Watch Researchers Animate Static Images Using Mesmerizing Machine Learning

Cinemagraphs are all the rage. 

by James Dennin

Animation is beautiful, but creating moving pictures is incredibly labor intensive. The visual and arts departments who worked on the movie Moana alone numbered close to 300 people, according to the credit listings on IMBD. But a new process developed by researchers at Princeton has the potential to drastically simplify some parts of the process, with mesmerizing results.

The tool basically lets users choose a part of a static image that they want to be animated, raindrops in a storm scene, for example, or steam particles moving through a combustion engine.

The user then manipulates that part of their image to specify how fast they want the animation to move, at which point an algorithm takes over and extrapolates their instructions to all the other similar objects in the picture. It has the potential to save animators a lot of time, while also making it far easier for amateurs to make things like cinemagraphs — photographs where a single part of the image is animated.

“The person provides clues about what aspects of the scene they would like to animate,” explains co-author Adam Finkelstein in a statement. “The computer removes much of the difficulty and tedium that would be required to create the animation completely by hand.”

An algorithm helped transform what was a static image into this animation. 

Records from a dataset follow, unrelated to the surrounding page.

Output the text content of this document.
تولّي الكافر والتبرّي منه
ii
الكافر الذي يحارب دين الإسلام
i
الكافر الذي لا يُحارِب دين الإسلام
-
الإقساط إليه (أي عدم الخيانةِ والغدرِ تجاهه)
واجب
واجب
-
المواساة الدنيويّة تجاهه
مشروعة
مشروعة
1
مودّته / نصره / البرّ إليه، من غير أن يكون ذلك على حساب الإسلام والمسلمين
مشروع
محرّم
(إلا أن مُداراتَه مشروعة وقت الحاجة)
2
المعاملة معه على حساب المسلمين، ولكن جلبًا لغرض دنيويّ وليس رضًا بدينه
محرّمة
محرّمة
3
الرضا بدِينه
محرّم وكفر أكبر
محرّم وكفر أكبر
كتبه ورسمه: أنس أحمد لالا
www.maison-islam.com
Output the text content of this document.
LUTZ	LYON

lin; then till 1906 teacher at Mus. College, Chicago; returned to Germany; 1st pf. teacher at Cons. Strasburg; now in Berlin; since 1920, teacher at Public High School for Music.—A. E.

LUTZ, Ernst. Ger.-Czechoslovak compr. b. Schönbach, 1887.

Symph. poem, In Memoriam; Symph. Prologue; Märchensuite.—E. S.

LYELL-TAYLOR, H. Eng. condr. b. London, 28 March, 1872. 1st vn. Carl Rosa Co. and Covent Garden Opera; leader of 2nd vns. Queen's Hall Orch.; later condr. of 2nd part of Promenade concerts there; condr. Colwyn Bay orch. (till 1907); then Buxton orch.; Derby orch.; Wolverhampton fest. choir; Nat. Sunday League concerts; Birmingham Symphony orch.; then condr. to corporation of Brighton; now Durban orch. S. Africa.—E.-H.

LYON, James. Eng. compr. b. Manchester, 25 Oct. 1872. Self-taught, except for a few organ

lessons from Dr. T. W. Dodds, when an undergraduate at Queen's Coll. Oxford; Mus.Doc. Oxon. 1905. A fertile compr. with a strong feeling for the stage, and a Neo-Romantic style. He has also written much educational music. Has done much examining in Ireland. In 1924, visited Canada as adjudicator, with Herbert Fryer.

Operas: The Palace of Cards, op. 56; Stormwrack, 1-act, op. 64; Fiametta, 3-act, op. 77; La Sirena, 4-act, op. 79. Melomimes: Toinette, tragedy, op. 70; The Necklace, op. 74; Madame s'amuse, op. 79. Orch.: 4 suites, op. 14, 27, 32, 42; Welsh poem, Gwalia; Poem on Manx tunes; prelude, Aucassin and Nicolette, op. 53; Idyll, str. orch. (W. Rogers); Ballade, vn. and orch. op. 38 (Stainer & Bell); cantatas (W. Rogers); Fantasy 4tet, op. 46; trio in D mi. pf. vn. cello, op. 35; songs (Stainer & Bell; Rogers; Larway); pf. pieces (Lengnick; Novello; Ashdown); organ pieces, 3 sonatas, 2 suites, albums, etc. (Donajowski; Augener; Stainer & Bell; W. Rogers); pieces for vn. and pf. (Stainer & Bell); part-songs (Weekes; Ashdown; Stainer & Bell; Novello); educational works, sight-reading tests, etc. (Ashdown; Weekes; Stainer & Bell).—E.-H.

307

Nora S Willett, Rubaiat H Kazi, Michael Chen, George Fitzmaurice, Adam Finkelstein, Tovi Grossman

It’s a technique that was harder to develop than you’d think. Machine learning is very good at identifying things in photographs, which are bound by rules of nature and relatively consistent. Images drawn by the human hand, naturally, are not consistent: Every person or artist has their own particular style.

“There’s such a wide range of drawing styles,” explains Nora Willett, a graduate student in Princeton’s Department of Computer Science and the paper’s lead author. “There’s just not enough data to train a machine to recognize every single fantastical drawing.”

To overcome this obstacle, the researchers designed an interface that made it easier for humans and machine learning to work together. They started with the Autodesk SketchBook Motion app, which can create animation but requires users to either make them by hand or compile dozens of layers through an another app like Adobe Photoshop.

To test their interface out, Willett’s team recruited six people with varying degrees of animation experience, two of whom were good enough to create their own animations themselves. They presented their new method just last week, at the Association for Computing Machinery’s Symposium on User Interface Software and Technology.